オットリーノ・レスピーギ:管弦楽作品全集(BIS)
サンパウロ交響楽団(ローマ3部作)
リエージュ王立フィルハーモニー管弦楽団
ジョン・ネシリング(指揮)
BISの好企画、レスピーギのアンソロジーが7枚組ボックスになりました。ローマ3部作以外の作品は以前は知る人ぞ知る秘曲が多かったですが、88年の全日本吹奏楽コンクールで「シバの女王ベルキス」の淀彰氏による吹奏楽編曲版が演奏されて以来吹奏楽界で爆発的に流行したことから「教会のステンドグラス」なども吹奏楽編曲版が登場、次第に聴かれるようになりました。

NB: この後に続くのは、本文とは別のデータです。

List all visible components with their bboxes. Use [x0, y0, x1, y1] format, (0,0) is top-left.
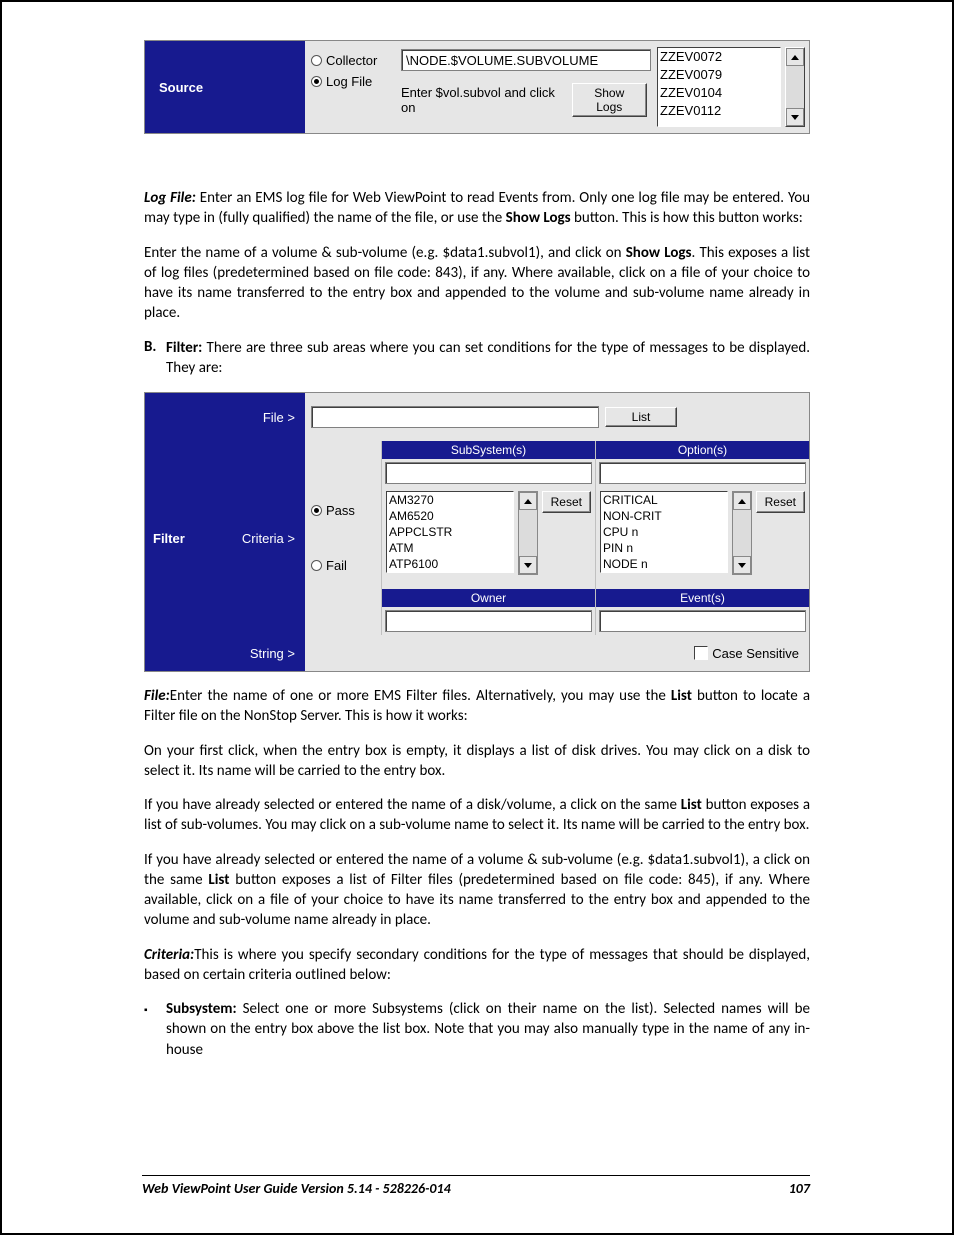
case-sensitive-label: Case Sensitive: [712, 646, 799, 661]
list-item[interactable]: CPU n: [603, 524, 727, 540]
reset-options-button[interactable]: Reset: [756, 491, 805, 513]
header-options: Option(s): [596, 441, 809, 459]
paragraph-logfile-1: Log File: Enter an EMS log file for Web …: [144, 188, 810, 229]
scroll-up-icon[interactable]: [786, 48, 804, 66]
page-footer: Web ViewPoint User Guide Version 5.14 - …: [142, 1175, 810, 1197]
scroll-down-icon[interactable]: [519, 556, 537, 574]
subsystems-scrollbar[interactable]: [518, 491, 538, 575]
source-path-input[interactable]: [401, 49, 651, 71]
radio-logfile[interactable]: Log File: [311, 74, 401, 89]
source-hint-text: Enter $vol.subvol and click on: [401, 85, 568, 115]
scroll-down-icon[interactable]: [733, 556, 751, 574]
list-item[interactable]: NON-CRIT: [603, 508, 727, 524]
scroll-down-icon[interactable]: [786, 108, 804, 126]
header-events: Event(s): [596, 589, 809, 607]
paragraph-file-4: If you have already selected or entered …: [144, 850, 810, 931]
bullet-subsystem: ▪ Subsystem: Select one or more Subsyste…: [144, 999, 810, 1060]
list-item[interactable]: ZZEV0112: [660, 102, 780, 120]
radio-pass[interactable]: Pass: [311, 503, 381, 518]
radio-collector-label: Collector: [326, 53, 377, 68]
list-item[interactable]: ATP6100: [389, 556, 513, 572]
filter-row-criteria-label: Filter Criteria >: [145, 441, 305, 635]
section-b: B. Filter: There are three sub areas whe…: [144, 338, 810, 379]
source-panel: Source Collector Log File: [144, 40, 810, 134]
list-button[interactable]: List: [605, 407, 677, 427]
scroll-up-icon[interactable]: [733, 492, 751, 510]
list-item[interactable]: AM6520: [389, 508, 513, 524]
filter-row-string-label: String >: [145, 635, 305, 671]
header-subsystems: SubSystem(s): [382, 441, 595, 459]
case-sensitive-checkbox[interactable]: [694, 646, 708, 660]
list-item[interactable]: PIN n: [603, 540, 727, 556]
filter-row-file-label: File >: [145, 393, 305, 441]
source-log-list[interactable]: ZZEV0072 ZZEV0079 ZZEV0104 ZZEV0112: [657, 47, 781, 127]
scroll-up-icon[interactable]: [519, 492, 537, 510]
paragraph-file-3: If you have already selected or entered …: [144, 795, 810, 836]
subsystems-input[interactable]: [385, 462, 592, 484]
list-item[interactable]: ATM: [389, 540, 513, 556]
radio-collector[interactable]: Collector: [311, 53, 401, 68]
radio-logfile-label: Log File: [326, 74, 372, 89]
radio-icon: [311, 505, 322, 516]
list-item[interactable]: NODE n: [603, 556, 727, 572]
source-header: Source: [145, 41, 305, 133]
show-logs-button[interactable]: Show Logs: [572, 83, 647, 117]
events-input[interactable]: [599, 610, 806, 632]
list-item[interactable]: AM3270: [389, 492, 513, 508]
footer-page-number: 107: [789, 1180, 810, 1197]
list-item[interactable]: ZZEV0104: [660, 84, 780, 102]
subsystems-list[interactable]: AM3270 AM6520 APPCLSTR ATM ATP6100: [386, 491, 514, 573]
section-b-letter: B.: [144, 338, 166, 379]
paragraph-criteria: Criteria:This is where you specify secon…: [144, 945, 810, 986]
footer-title: Web ViewPoint User Guide Version 5.14 - …: [142, 1180, 451, 1197]
filter-title: Filter: [153, 531, 185, 546]
header-owner: Owner: [382, 589, 595, 607]
options-list[interactable]: CRITICAL NON-CRIT CPU n PIN n NODE n: [600, 491, 728, 573]
source-title: Source: [159, 80, 203, 95]
radio-fail[interactable]: Fail: [311, 558, 381, 573]
radio-fail-label: Fail: [326, 558, 347, 573]
radio-icon: [311, 560, 322, 571]
paragraph-file-2: On your first click, when the entry box …: [144, 741, 810, 782]
options-scrollbar[interactable]: [732, 491, 752, 575]
list-item[interactable]: APPCLSTR: [389, 524, 513, 540]
reset-subsystems-button[interactable]: Reset: [542, 491, 591, 513]
radio-pass-label: Pass: [326, 503, 355, 518]
list-item[interactable]: CRITICAL: [603, 492, 727, 508]
owner-input[interactable]: [385, 610, 592, 632]
filter-panel: File > Filter Criteria > String > List: [144, 392, 810, 672]
filter-file-input[interactable]: [311, 406, 599, 428]
radio-icon: [311, 76, 322, 87]
paragraph-file-1: File:Enter the name of one or more EMS F…: [144, 686, 810, 727]
list-item[interactable]: ZZEV0072: [660, 48, 780, 66]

BISのこのアンソロジーでは「ローマ3部作」「ベルキス」などの大管弦楽作品だけでなく「鳥」「ボッティチェリ」「リュートのための古風な舞曲とアリア」などの室内管弦楽作品、オーケストラ伴奏の歌曲「黄昏」やバッハ、ラフマニノフの編曲作品も含まれており、レスピーギの魅力満載です。


⑪復刻・高音質化部門
ベトリジハ・スメタナ:連作交響詩「わが祖国」(1978年EMI録音)(Warner―Tower record)
シュターツカペレ・ドレスデン
パーヴォ・ベルグルンド(指揮)
タワーレコードによる往年の名盤復刻は最近はSACDハイブリッドの高音質化が続々登場しています。ことにレーベルごと会社が消滅した旧Philips、旧EMIの名盤復刻は独壇場になっています。今年のSACDハイブリッド復刻の最高傑作は、素晴らしい演奏でありながら「わが祖国=チェコ・フィル」という偏見から知る人ぞ知る名盤になっていたベルグルンドとドレスデンの「わが祖国」です。チェコ・フィル以外の音盤ではダントツの録音だと思います。